Fig. 6:. TBCK regulates the distribution and size of early endosomes through PPP1R21.

a, Representative confocal images showing RAB5 and (b) EEA1 in control (Ctrl) TBCK-deficient neurons (p.R126X). Inset magnifications (orange squares) show the distribution of early endosomes. c, Confocal images show PPP1R21 and RAB5 in control (Ctrl) TBCK-deficient neurons (p.R126X). Different inset magnifications (orange and blue squares) show the distribution and colocalization of PPP1R21 and RAB5. d, Confocal images showing PPP1R21 and EEA1 in control (Ctrl) TBCK-deficient neurons (p.R126X). Different inset magnifications (orange and blue squares) show the distribution and colocalization of PPP1R21 and EEA1. e, Representative immunoblot and (f) quantification of the early endosome marker, RAB5, in control (Ctrl) TBCK-deficient neurons (p.R126X). Significance was calculated using unpaired t-test analysis. g, Analysis of endosome size showing larger endosomes in TBCK-deficient neurons (p.R126X) compared to controls (Ctrl) (n=3). Significance was calculated using unpaired t-test analysis. h, Quantification of endosomes number shows fewer number of endosomes (EEA1+) in TBCK-deficient neurons (p.R126X) compared to controls (Ctrl) (n=3). Significance was calculated using unpaired t-test analysis. i, EEA1 and (j) PPP1R21 distribution along compartments of control (Ctrl) TBCK-deficient neurons (p.R126X). Cell compartments were identified and traced using Fiji, ImageJ (n=3). Significance was calculated using unpaired t-test analysis. k, Confocal images show PPP1R21 and EEA1 in control (Ctrl) TBCK-deficient fibroblasts (p.R126X). Different inset magnifications (orange squares) show the distribution and colocalization of PPP1R21 and EEA1. l, Staining of PPP1R21 and EEA1 in HEK293 cells transduced with ShRNA scramble (Sh Scr) and ShRNA TBCK#2 (Sh TBCK). Different inset magnifications (orange squares) show the distribution and colocalization of PPP1R21 and EEA1. *p<0.01, **p<0.05 and ***p<0.001. All graphs show error bars with mean ± SD from independent experiments (n).
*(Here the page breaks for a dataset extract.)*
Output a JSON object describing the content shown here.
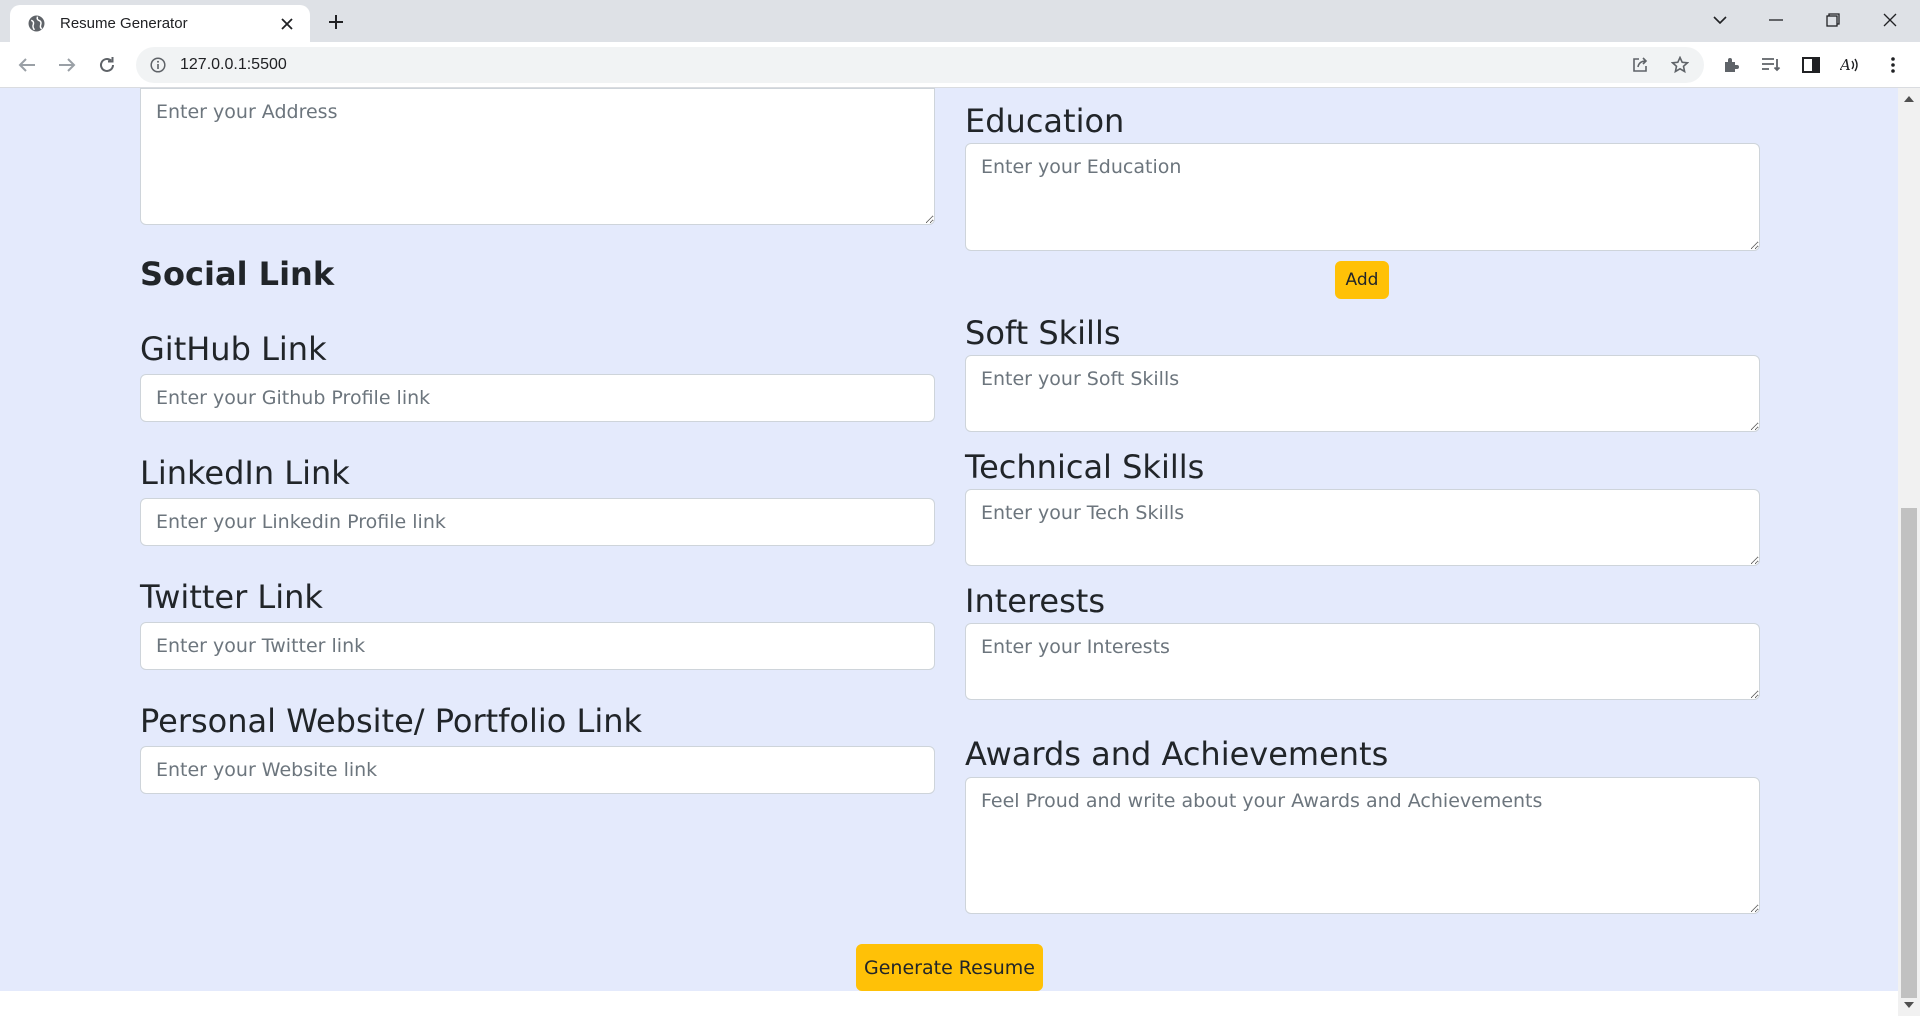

Fig. 7:. TBCK deficiency causes defects in lysosome formation and trafficking.

a, Representative confocal images from a control iNeuron showing TBCK and LAMP1. Different inset magnifications (orange and blue squares) show the distribution and colocalization of TBCK and LAMP1 (3D= three-dimensional image). b, Confocal images of control neurons transduced with TBCK-HA and stained with anti-HA, PPP1R21 and LAMP1. Inset magnifications (blue, purple and orange) were taken from a long the neuron to show presence of FERRY complex (TBCK/PPP1R21) in lysosomes. Head arrows point colocalization of FERRY complex with lysosomes. c, Immunoblot of lysosomal marker (LAMP1) in control (Ctrl) and TBCK-deficient iNeurons (p.R126X). d, Quantification of LAMP1 (glycosylated and non-glycosylated) levels relative to GAPDH (n=4). Significance was calculated using unpaired t-test analysis. e, HyVolution confocal images in control and TBCK-deficient fibroblasts (p.R126X) showing PPP1R21 and RNA (Syto RNASelect). Different inset magnifications (orange squares) show the distribution and colocalization of PPP1R21 and RNA. f, Confocal images of control neurons labeled with Syto RNASelect to detect RNA and stained with anti-TBCK and LAMP1. Head arrows in the inset magnifications (blue squares) show colocalization of TBCK with LAMP1 and asterisks mark RNA within TBCK/lysosomes. g, Confocal images of control and TBCK-deficient neurons (p.R126X) plated on microfluid chamber showing lysosomes (LysoTracker) and RNA (Syto RNASelect) in soma and axons. h, Kymographs and analysis of (i) lysosome motility, (j) lysosome velocity and (k) RNA particles in control (Ctrl) and TBCK-deficient iNeurons (p.R126X) (n=3). Significance was calculated using unpaired t-test analysis. *p<0.01 and ***p<0.001. All graphs show error bars with mean ± SD from independent experiments (n).